Retired Vice Admiral Piet van Rinnekom, 68, was set upon by about twenty men as he neared his house in Amsterdam on Monday evening, and badly beaten.

When the police arrived, the assailants fled shouting taunts of “Warmonger!”

They appeared to be of mixed nationality. Van Rinnekom has been an outspoken opponent of what he describes as “appeasement of Alerion,” and is the author of the so-called Manhood Petition, whose backers are trying to gather one billion signatures in favor of Earth using force, if necessary, to regain New Europe.

Most sociologists consider this sheer lunacy.

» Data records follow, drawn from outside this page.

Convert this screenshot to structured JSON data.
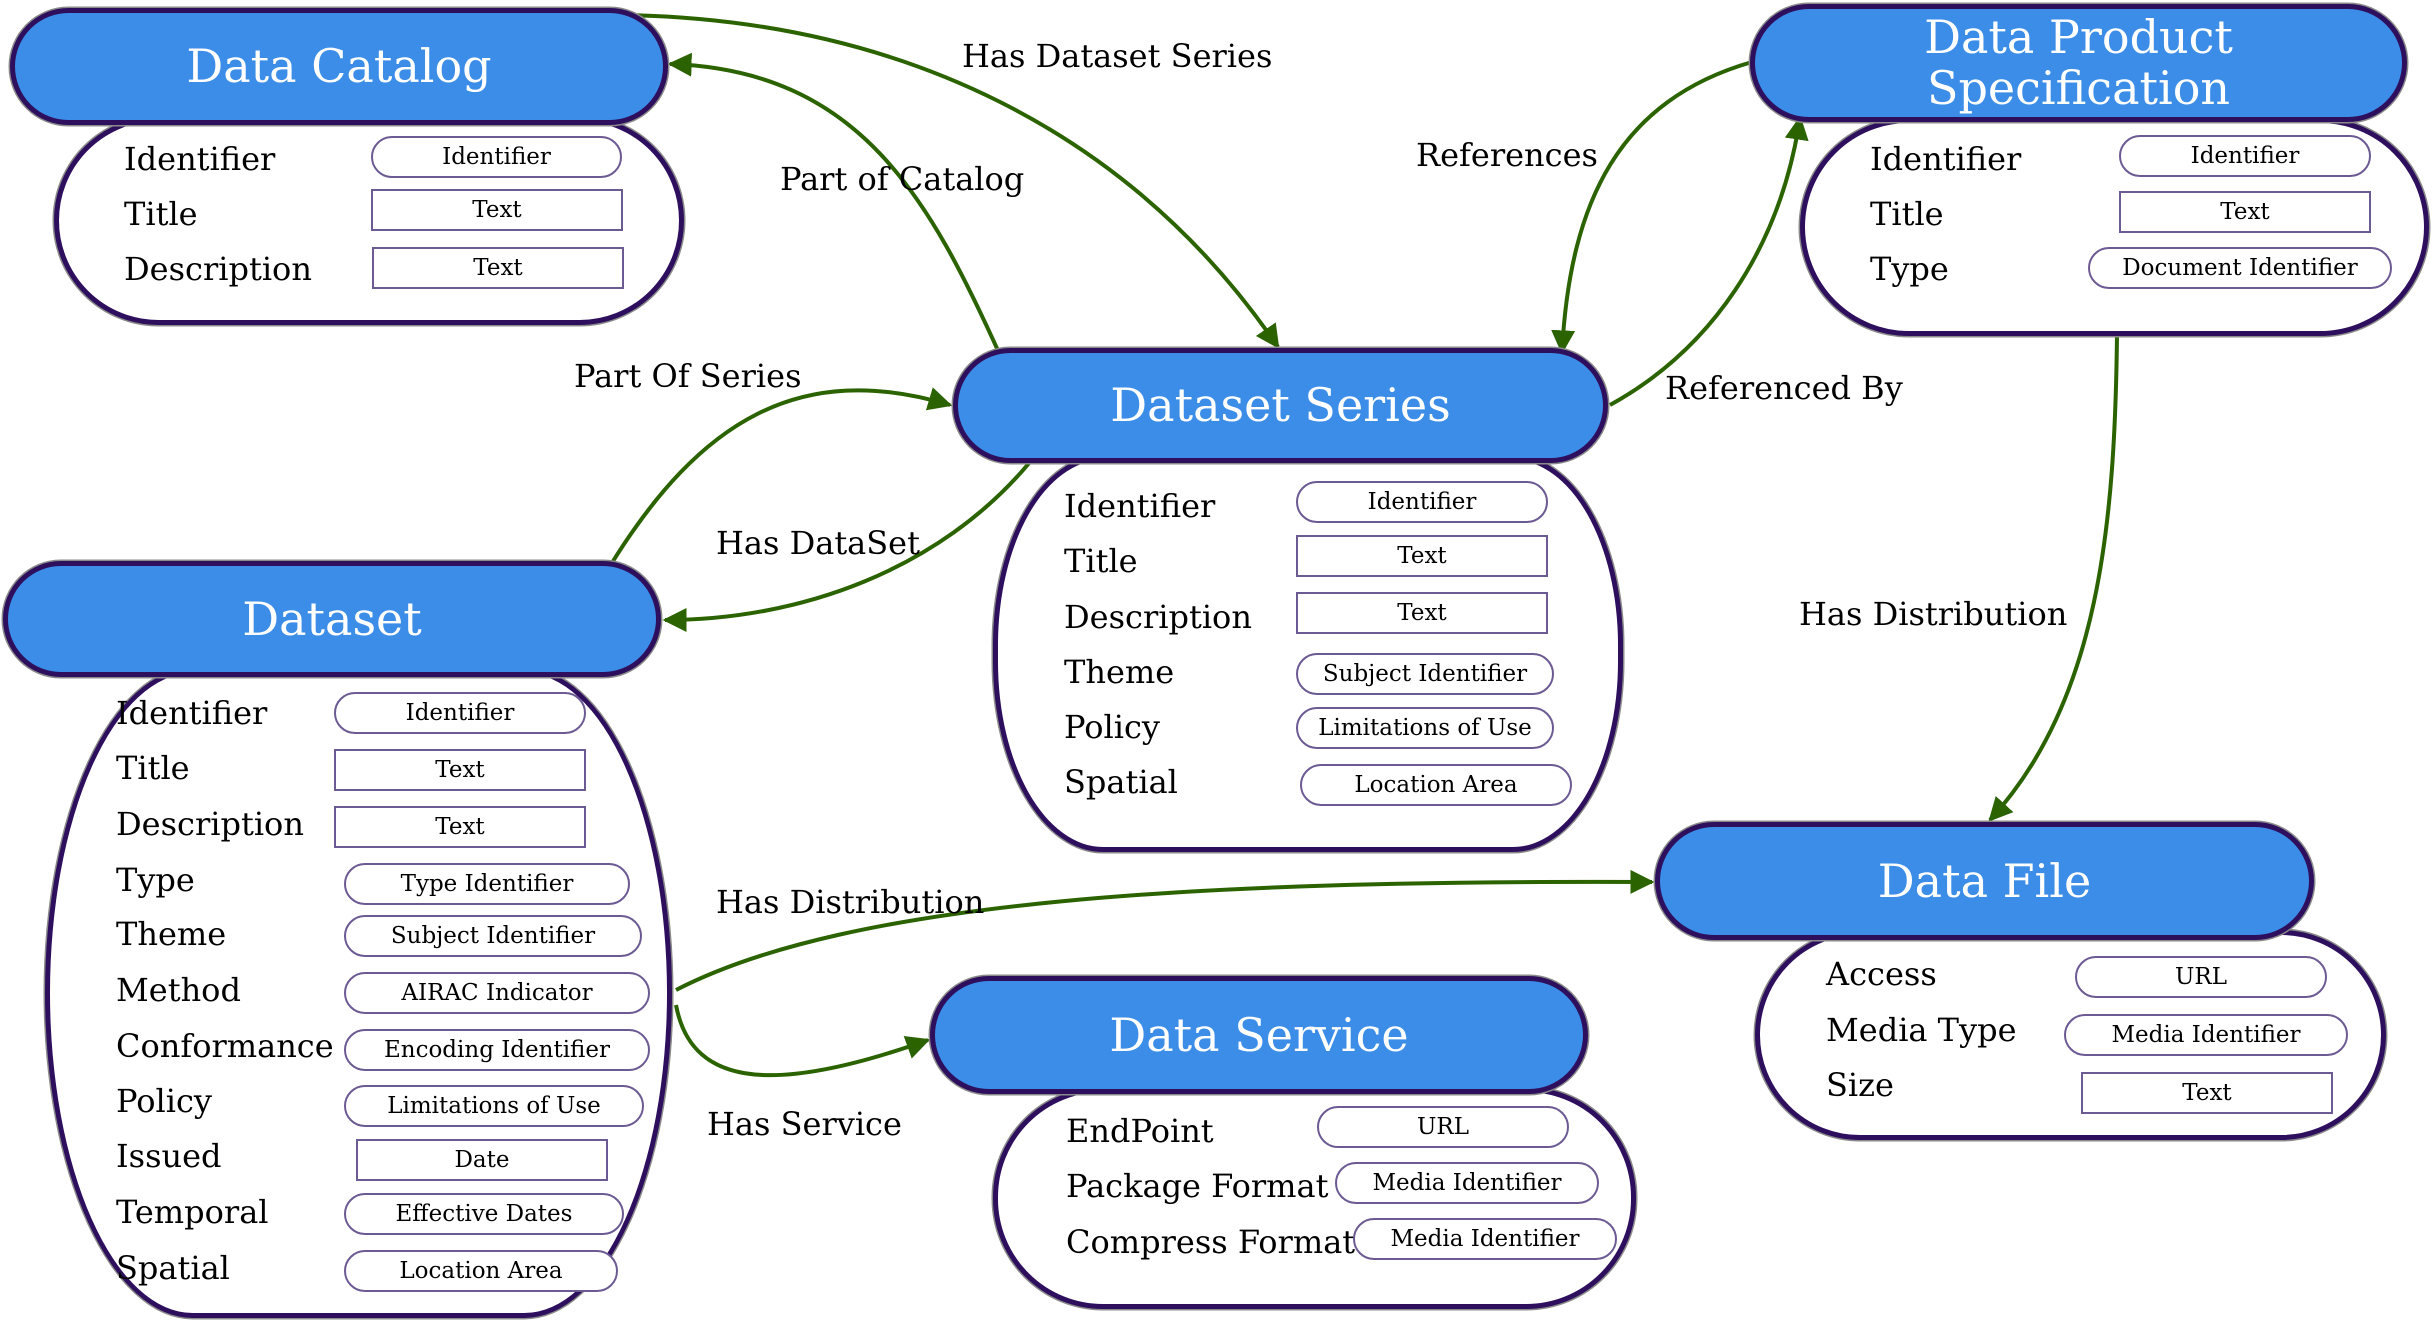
{
  "diagram": {
    "colors": {
      "header_fill": "#3b8de8",
      "node_border": "#2d0f5e",
      "edge_color": "#2b6300",
      "value_border": "#6c5a93"
    },
    "nodes": {
      "data_catalog": {
        "title": "Data Catalog",
        "fields": [
          {
            "label": "Identifier",
            "value": "Identifier",
            "shape": "pill"
          },
          {
            "label": "Title",
            "value": "Text",
            "shape": "rect"
          },
          {
            "label": "Description",
            "value": "Text",
            "shape": "rect"
          }
        ]
      },
      "dataset_series": {
        "title": "Dataset Series",
        "fields": [
          {
            "label": "Identifier",
            "value": "Identifier",
            "shape": "pill"
          },
          {
            "label": "Title",
            "value": "Text",
            "shape": "rect"
          },
          {
            "label": "Description",
            "value": "Text",
            "shape": "rect"
          },
          {
            "label": "Theme",
            "value": "Subject Identifier",
            "shape": "pill"
          },
          {
            "label": "Policy",
            "value": "Limitations of Use",
            "shape": "pill"
          },
          {
            "label": "Spatial",
            "value": "Location Area",
            "shape": "pill"
          }
        ]
      },
      "data_product_spec": {
        "title_line1": "Data Product",
        "title_line2": "Specification",
        "fields": [
          {
            "label": "Identifier",
            "value": "Identifier",
            "shape": "pill"
          },
          {
            "label": "Title",
            "value": "Text",
            "shape": "rect"
          },
          {
            "label": "Type",
            "value": "Document Identifier",
            "shape": "pill"
          }
        ]
      },
      "dataset": {
        "title": "Dataset",
        "fields": [
          {
            "label": "Identifier",
            "value": "Identifier",
            "shape": "pill"
          },
          {
            "label": "Title",
            "value": "Text",
            "shape": "rect"
          },
          {
            "label": "Description",
            "value": "Text",
            "shape": "rect"
          },
          {
            "label": "Type",
            "value": "Type Identifier",
            "shape": "pill"
          },
          {
            "label": "Theme",
            "value": "Subject Identifier",
            "shape": "pill"
          },
          {
            "label": "Method",
            "value": "AIRAC Indicator",
            "shape": "pill"
          },
          {
            "label": "Conformance",
            "value": "Encoding Identifier",
            "shape": "pill"
          },
          {
            "label": "Policy",
            "value": "Limitations of Use",
            "shape": "pill"
          },
          {
            "label": "Issued",
            "value": "Date",
            "shape": "rect"
          },
          {
            "label": "Temporal",
            "value": "Effective Dates",
            "shape": "pill"
          },
          {
            "label": "Spatial",
            "value": "Location Area",
            "shape": "pill"
          }
        ]
      },
      "data_file": {
        "title": "Data File",
        "fields": [
          {
            "label": "Access",
            "value": "URL",
            "shape": "pill"
          },
          {
            "label": "Media Type",
            "value": "Media Identifier",
            "shape": "pill"
          },
          {
            "label": "Size",
            "value": "Text",
            "shape": "rect"
          }
        ]
      },
      "data_service": {
        "title": "Data Service",
        "fields": [
          {
            "label": "EndPoint",
            "value": "URL",
            "shape": "pill"
          },
          {
            "label": "Package Format",
            "value": "Media Identifier",
            "shape": "pill"
          },
          {
            "label": "Compress Format",
            "value": "Media Identifier",
            "shape": "pill"
          }
        ]
      }
    },
    "edges": [
      {
        "id": "has-dataset-series",
        "label": "Has Dataset Series",
        "from": "Data Catalog",
        "to": "Dataset Series"
      },
      {
        "id": "part-of-catalog",
        "label": "Part of Catalog",
        "from": "Dataset Series",
        "to": "Data Catalog"
      },
      {
        "id": "references",
        "label": "References",
        "from": "Data Product Specification",
        "to": "Dataset Series"
      },
      {
        "id": "referenced-by",
        "label": "Referenced By",
        "from": "Dataset Series",
        "to": "Data Product Specification"
      },
      {
        "id": "part-of-series",
        "label": "Part Of Series",
        "from": "Dataset",
        "to": "Dataset Series"
      },
      {
        "id": "has-dataset",
        "label": "Has DataSet",
        "from": "Dataset Series",
        "to": "Dataset"
      },
      {
        "id": "spec-has-distribution",
        "label": "Has Distribution",
        "from": "Data Product Specification",
        "to": "Data File"
      },
      {
        "id": "dataset-has-distribution",
        "label": "Has Distribution",
        "from": "Dataset",
        "to": "Data File"
      },
      {
        "id": "has-service",
        "label": "Has Service",
        "from": "Dataset",
        "to": "Data Service"
      }
    ]
  }
}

His condition is listed as serious.

At his Chicago office, Dr. Jonas Yore, founder and president of World Militants for Peace, issued the following statement: “Naturally this organization regrets the incident and hopes for Admiral van Rinnekom’s recovery. But let us be honest. He has only gotten a taste of the very violence he advocated. The issue before us is one of life and death. WMP stands for life. Unhappily, a great many uninformed people have let their emotions run away with them and are crying for blood with no thought of the consequences. WMP exists to fight this tendency, to fight for sanity, to give atavism its deathblow, by any means required. We make no threats. But let the militarists beware.”